The most that we can hope for therefore is that trading countries individually and jointly will operate industrial development and trade policies which are realistically based on the resources of all types that are available to them both domestically and in their international economic relations. The way to do that is to devise a fair and open system of rules which all participants can access, which recognises such basic differences, and is based on agreed and transparent principles and procedures. Trade would not be usable as a tool or weapon to secure other geopolitical objectives.
This ambition of a “level playing field” looks much like the current WTO, but the WTO cannot now carry the weight of implementation which is now required of it day by day, implementation not only of the rules of international trade which it has itself developed, but of a range of other international priorities deriving from other agreements that affect trade.
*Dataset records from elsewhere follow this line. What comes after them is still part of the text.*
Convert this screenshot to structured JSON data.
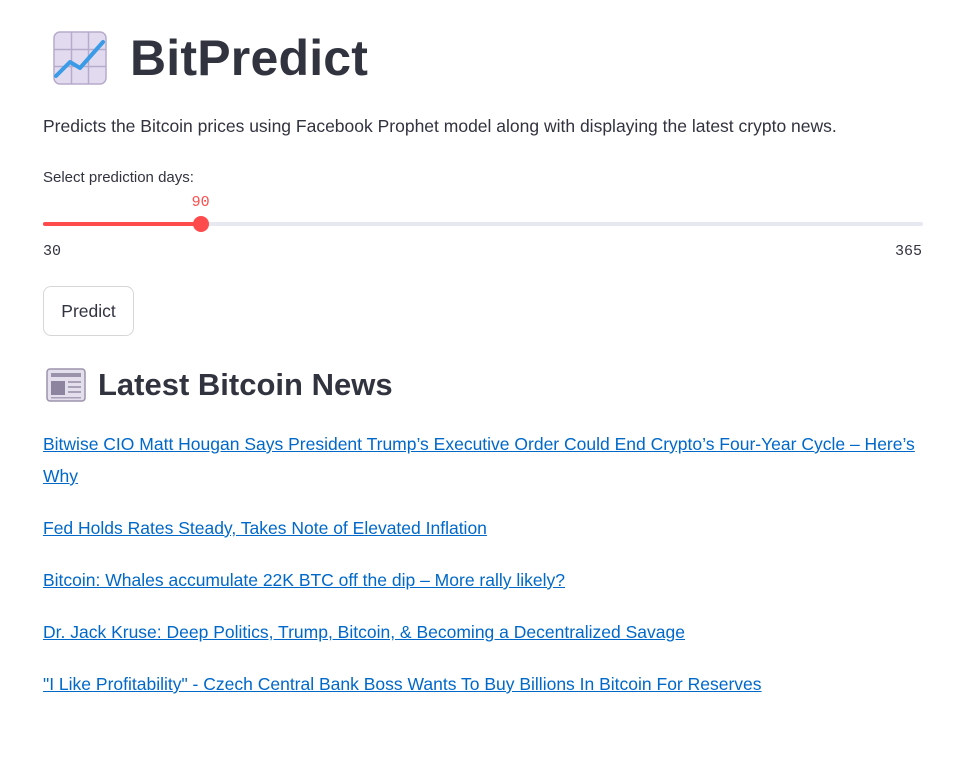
{
  "app": {
    "title": "BitPredict",
    "subtitle": "Predicts the Bitcoin prices using Facebook Prophet model along with displaying the latest crypto news.",
    "title_icon": "chart-increasing-icon"
  },
  "slider": {
    "label": "Select prediction days:",
    "value": "90",
    "min": "30",
    "max": "365",
    "accent_color": "#ff4b4b"
  },
  "predict_button": {
    "label": "Predict"
  },
  "news": {
    "icon": "newspaper-icon",
    "title": "Latest Bitcoin News",
    "link_color": "#0068c9",
    "items": [
      {
        "title": "Bitwise CIO Matt Hougan Says President Trump’s Executive Order Could End Crypto’s Four-Year Cycle – Here’s Why"
      },
      {
        "title": "Fed Holds Rates Steady, Takes Note of Elevated Inflation"
      },
      {
        "title": "Bitcoin: Whales accumulate 22K BTC off the dip – More rally likely?"
      },
      {
        "title": "Dr. Jack Kruse: Deep Politics, Trump, Bitcoin, & Becoming a Decentralized Savage"
      },
      {
        "title": "\"I Like Profitability\" - Czech Central Bank Boss Wants To Buy Billions In Bitcoin For Reserves"
      }
    ]
  }
}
The WTO is still the best and fairest forum available in which weaker traders can stand up against unfair pressure from the big players, but it needs support from expert bodies which operate outside its core expertise of trade and can define areas of reciprocal treatment between nation states and groups on such wider issues.
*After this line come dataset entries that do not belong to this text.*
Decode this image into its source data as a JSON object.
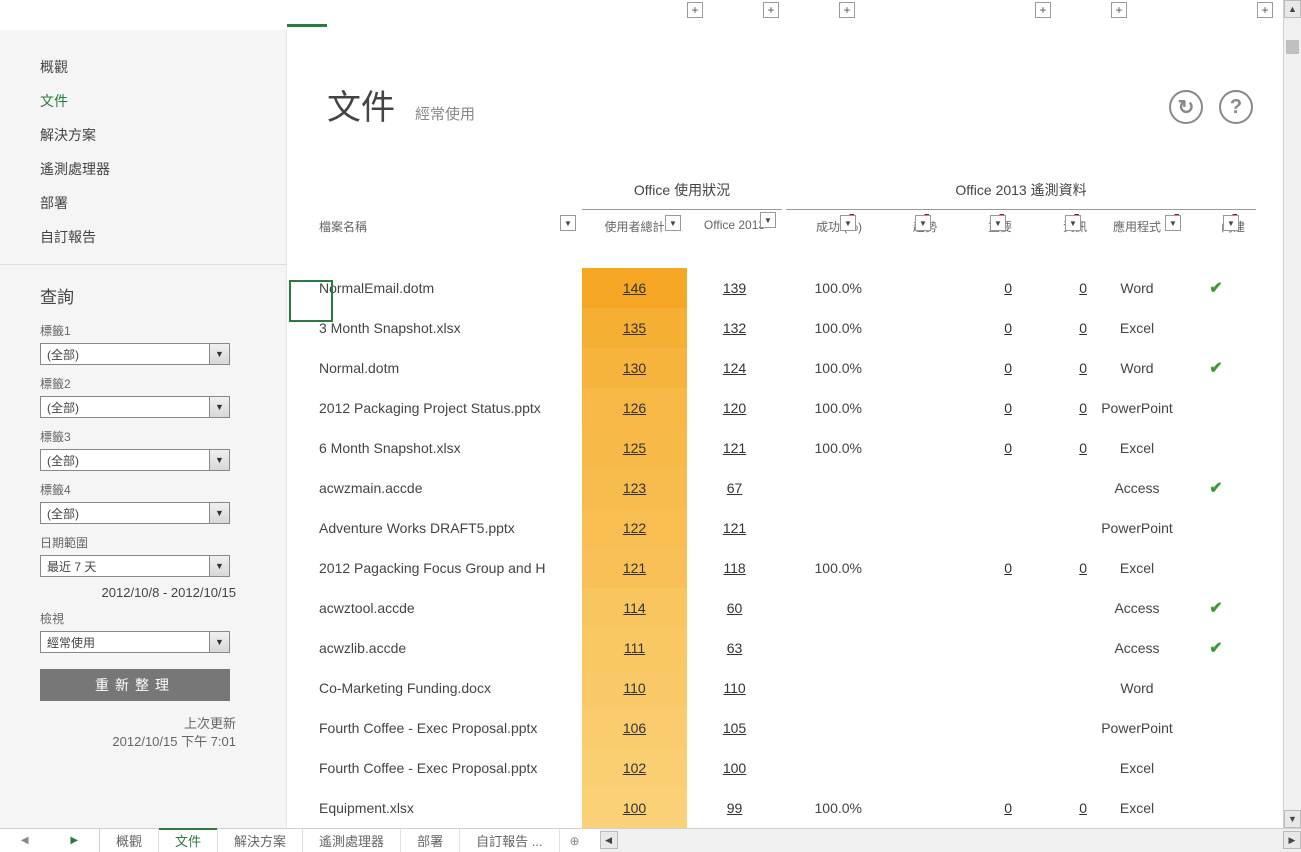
{
  "nav": {
    "items": [
      "概觀",
      "文件",
      "解決方案",
      "遙測處理器",
      "部署",
      "自訂報告"
    ],
    "active_index": 1
  },
  "query": {
    "title": "查詢",
    "labels": [
      "標籤1",
      "標籤2",
      "標籤3",
      "標籤4"
    ],
    "select_value": "(全部)",
    "date_label": "日期範圍",
    "date_value": "最近 7 天",
    "date_range_display": "2012/10/8 - 2012/10/15",
    "view_label": "檢視",
    "view_value": "經常使用",
    "refresh": "重新整理",
    "last_update_label": "上次更新",
    "last_update_value": "2012/10/15 下午 7:01"
  },
  "header": {
    "title": "文件",
    "subtitle": "經常使用"
  },
  "columns": {
    "group_usage": "Office 使用狀況",
    "group_telemetry": "Office 2013 遙測資料",
    "filename": "檔案名稱",
    "total_users": "使用者總計",
    "office2013": "Office 2013",
    "success": "成功 (%)",
    "trend": "趨勢",
    "critical": "重要",
    "info": "資訊",
    "app": "應用程式",
    "builtin": "內建"
  },
  "rows": [
    {
      "filename": "NormalEmail.dotm",
      "total": "146",
      "o2013": "139",
      "success": "100.0%",
      "critical": "0",
      "info": "0",
      "app": "Word",
      "builtin": true,
      "bg": "#f5a623"
    },
    {
      "filename": "3 Month Snapshot.xlsx",
      "total": "135",
      "o2013": "132",
      "success": "100.0%",
      "critical": "0",
      "info": "0",
      "app": "Excel",
      "builtin": false,
      "bg": "#f5af33"
    },
    {
      "filename": "Normal.dotm",
      "total": "130",
      "o2013": "124",
      "success": "100.0%",
      "critical": "0",
      "info": "0",
      "app": "Word",
      "builtin": true,
      "bg": "#f6b43d"
    },
    {
      "filename": "2012 Packaging Project Status.pptx",
      "total": "126",
      "o2013": "120",
      "success": "100.0%",
      "critical": "0",
      "info": "0",
      "app": "PowerPoint",
      "builtin": false,
      "bg": "#f7b845"
    },
    {
      "filename": "6 Month Snapshot.xlsx",
      "total": "125",
      "o2013": "121",
      "success": "100.0%",
      "critical": "0",
      "info": "0",
      "app": "Excel",
      "builtin": false,
      "bg": "#f7ba49"
    },
    {
      "filename": "acwzmain.accde",
      "total": "123",
      "o2013": "67",
      "success": "",
      "critical": "",
      "info": "",
      "app": "Access",
      "builtin": true,
      "bg": "#f7bc4e"
    },
    {
      "filename": "Adventure Works DRAFT5.pptx",
      "total": "122",
      "o2013": "121",
      "success": "",
      "critical": "",
      "info": "",
      "app": "PowerPoint",
      "builtin": false,
      "bg": "#f8be52"
    },
    {
      "filename": "2012 Pagacking Focus Group and H",
      "total": "121",
      "o2013": "118",
      "success": "100.0%",
      "critical": "0",
      "info": "0",
      "app": "Excel",
      "builtin": false,
      "bg": "#f8c057"
    },
    {
      "filename": "acwztool.accde",
      "total": "114",
      "o2013": "60",
      "success": "",
      "critical": "",
      "info": "",
      "app": "Access",
      "builtin": true,
      "bg": "#f9c55f"
    },
    {
      "filename": "acwzlib.accde",
      "total": "111",
      "o2013": "63",
      "success": "",
      "critical": "",
      "info": "",
      "app": "Access",
      "builtin": true,
      "bg": "#f9c863"
    },
    {
      "filename": "Co-Marketing Funding.docx",
      "total": "110",
      "o2013": "110",
      "success": "",
      "critical": "",
      "info": "",
      "app": "Word",
      "builtin": false,
      "bg": "#f9c967"
    },
    {
      "filename": "Fourth Coffee - Exec Proposal.pptx",
      "total": "106",
      "o2013": "105",
      "success": "",
      "critical": "",
      "info": "",
      "app": "PowerPoint",
      "builtin": false,
      "bg": "#facc6d"
    },
    {
      "filename": "Fourth Coffee - Exec Proposal.pptx",
      "total": "102",
      "o2013": "100",
      "success": "",
      "critical": "",
      "info": "",
      "app": "Excel",
      "builtin": false,
      "bg": "#facf73"
    },
    {
      "filename": "Equipment.xlsx",
      "total": "100",
      "o2013": "99",
      "success": "100.0%",
      "critical": "0",
      "info": "0",
      "app": "Excel",
      "builtin": false,
      "bg": "#fbd178"
    }
  ],
  "tabs": {
    "items": [
      "概觀",
      "文件",
      "解決方案",
      "遙測處理器",
      "部署",
      "自訂報告 ..."
    ],
    "active_index": 1
  }
}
This may point to the establishment of new international technical bodies whose work can be closely integrated with that of the WTO. It is time for practical trade politicians to take a close look at the international fora available to them for handling trade and trade-related issues
UK-EU post-Brexit
Turning to the UK’s parallel search for a comprehensive long-term agreement on relations with the EU, which has to be concluded before the end of the Withdrawal Agreement transition period on 31 December 2020, senior Ministers insist that the Government’s intention is to detach the UK from the standards and regulations obtaining in the EU Single Market. Prime Minister Boris Johnson explicitly rules out a formal FTA on the ground that that would entail acceptance of at least some EU regulations, so a “looser” relationship would be sought, perhaps on the lines of the EU-Canada Comprehensive Economic and Trade Agreement. This would be ostensibly to permit the UK to engage in free and untrammelled trade in wider international markets, but given the imprecise nature of the Government’s stated intentions, the suspicion must be that the aim is simply to be and look as un-European as possible. The EU responds by setting out specific things which the UK would have to accept in order to achieve any form of agreement including, for starters, access by EU fishermen to UK waters.
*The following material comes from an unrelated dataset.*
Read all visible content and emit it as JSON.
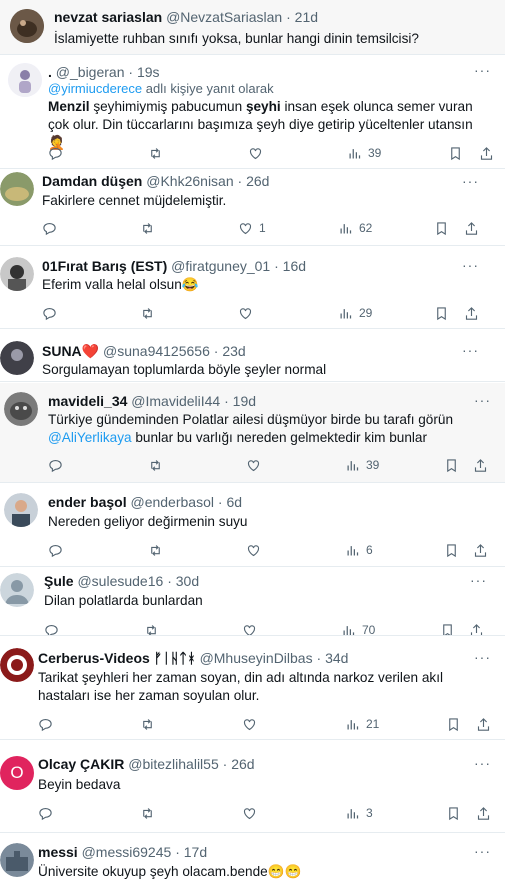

To illustrate starkly how matters currently stand, the UK Government’s initial statement of negotiating objectives with the EU, delivered in a written statement to Parliament on February 3 2020, consists of six pages of objectives, loosely drafted in general terms and printed in large type. The European Commission’s response, delivered the same day to the 27 EU member states as part of a proposed Council mandate for negotiations with the UK, comprises 25 closely-typed pages of detailed sectoral and topic-by-topic objectives. 2020 will be a difficult year in the bilateral relationship.
UK ministers remain adamant that the UK will not align its future regulatory systems with the EU, and will not accept EU regulation. Meanwhile, regardless of whatever new provisions are written into UK law, and whether ministers like it or not, every UK person or enterprise doing or seeking to do business in the EU will in future have to comply with every relevant condition or regulation obtaining in that market, which takes 45% of UK total exports. The EU Single Market, working within the multilateral WTO system, is for all its imperfections and incompleteness probably the nearest thing which the world has so far achieved to an economic level playing field. The UK has elected to plough its own furrow deeply across that field; but it needs to be careful lest it gets its excavator stuck halfway.